Used price range: $30,000 to $40,000
The Honda Accord Hybrid is one of the Camry’s biggest competitors, and it’s a tough one to beat. It got a perfect 10/10 from Car and Driver and a solid but less-than-perfect 8.1/10 from Edmunds. Fuel economy is slightly less than the Camry at 48/47/48 mpg, but those numbers are still nothing to be ashamed of. The Accord Hybrid offers a solid combination of pep, practicality, style, and value—and savings at the gas tank to boot!

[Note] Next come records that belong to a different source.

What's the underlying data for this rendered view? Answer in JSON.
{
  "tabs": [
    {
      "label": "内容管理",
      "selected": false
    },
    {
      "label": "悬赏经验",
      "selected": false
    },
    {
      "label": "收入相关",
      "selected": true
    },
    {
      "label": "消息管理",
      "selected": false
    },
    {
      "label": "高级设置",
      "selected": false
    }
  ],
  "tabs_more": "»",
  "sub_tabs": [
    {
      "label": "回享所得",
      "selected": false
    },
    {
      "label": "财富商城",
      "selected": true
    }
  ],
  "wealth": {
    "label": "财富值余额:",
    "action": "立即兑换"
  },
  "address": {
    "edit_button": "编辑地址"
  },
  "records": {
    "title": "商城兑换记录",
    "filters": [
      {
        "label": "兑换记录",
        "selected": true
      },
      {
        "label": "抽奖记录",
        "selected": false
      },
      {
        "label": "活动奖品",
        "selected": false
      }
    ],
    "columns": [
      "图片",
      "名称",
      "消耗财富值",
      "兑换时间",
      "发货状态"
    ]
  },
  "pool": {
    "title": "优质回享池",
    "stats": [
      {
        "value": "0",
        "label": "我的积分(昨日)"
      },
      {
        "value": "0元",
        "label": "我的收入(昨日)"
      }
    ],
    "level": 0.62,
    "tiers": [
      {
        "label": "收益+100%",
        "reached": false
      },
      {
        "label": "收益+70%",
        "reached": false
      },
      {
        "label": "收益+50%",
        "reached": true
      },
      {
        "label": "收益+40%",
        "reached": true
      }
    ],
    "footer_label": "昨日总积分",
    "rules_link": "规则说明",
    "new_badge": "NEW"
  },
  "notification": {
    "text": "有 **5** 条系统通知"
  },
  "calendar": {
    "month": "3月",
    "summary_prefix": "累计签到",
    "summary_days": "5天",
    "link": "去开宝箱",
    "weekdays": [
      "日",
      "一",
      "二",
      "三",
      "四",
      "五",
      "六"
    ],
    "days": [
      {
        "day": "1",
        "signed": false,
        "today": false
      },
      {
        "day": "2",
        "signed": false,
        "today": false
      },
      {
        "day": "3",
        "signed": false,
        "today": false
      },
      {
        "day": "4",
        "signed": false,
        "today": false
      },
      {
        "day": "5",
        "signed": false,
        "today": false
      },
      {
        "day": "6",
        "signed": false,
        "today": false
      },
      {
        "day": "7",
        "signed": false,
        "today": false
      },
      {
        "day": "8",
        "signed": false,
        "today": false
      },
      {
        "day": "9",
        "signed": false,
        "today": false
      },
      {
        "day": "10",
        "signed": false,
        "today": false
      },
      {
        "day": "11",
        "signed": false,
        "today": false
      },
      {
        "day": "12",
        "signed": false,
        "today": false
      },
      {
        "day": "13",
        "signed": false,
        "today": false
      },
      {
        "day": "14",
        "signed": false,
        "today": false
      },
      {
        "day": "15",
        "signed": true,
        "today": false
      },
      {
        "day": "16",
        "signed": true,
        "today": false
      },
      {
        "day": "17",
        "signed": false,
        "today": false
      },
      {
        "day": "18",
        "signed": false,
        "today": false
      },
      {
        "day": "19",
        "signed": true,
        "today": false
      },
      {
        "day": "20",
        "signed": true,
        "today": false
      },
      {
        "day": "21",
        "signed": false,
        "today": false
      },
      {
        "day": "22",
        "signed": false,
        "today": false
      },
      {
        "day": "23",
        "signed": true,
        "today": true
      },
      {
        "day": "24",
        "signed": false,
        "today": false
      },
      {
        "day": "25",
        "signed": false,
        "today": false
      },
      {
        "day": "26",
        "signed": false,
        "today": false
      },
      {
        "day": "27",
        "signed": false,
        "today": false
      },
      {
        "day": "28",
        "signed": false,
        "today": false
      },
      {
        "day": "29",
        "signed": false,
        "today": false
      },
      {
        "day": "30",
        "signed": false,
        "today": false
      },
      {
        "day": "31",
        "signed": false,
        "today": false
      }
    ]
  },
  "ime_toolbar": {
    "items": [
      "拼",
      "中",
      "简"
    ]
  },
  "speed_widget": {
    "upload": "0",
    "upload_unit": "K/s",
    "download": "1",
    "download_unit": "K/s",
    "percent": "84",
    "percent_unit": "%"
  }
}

All-electric option—and maybe a tax credit: 2021 Volkswagen ID.4 

Starting price: $41,245
Maximum range: 260 miles
If you feel like you’re ready to leap into an all-electric vehicle, you might want to consider the 2021
Volkswagen ID.4
. This one might also be eligible for the used EV credit, provided that the previous owner didn’t already claim it, and that the feds are looking the other way on the whole battery-source thing. The 2021 ID.4 got an 8/10 from Car and Driver and a 7.9/10 from Edmunds, which are respectable ratings. It’s more of a small crossover than a sedan, but we’re not quibbling. 
The ID.4 comes nicely equipped with a generous supply of safety and tech features, and the cabin is roomy and offers plenty of storage. With an EPA estimated range of 260 miles on a full charge, this choice means that you can skip the gas station altogether.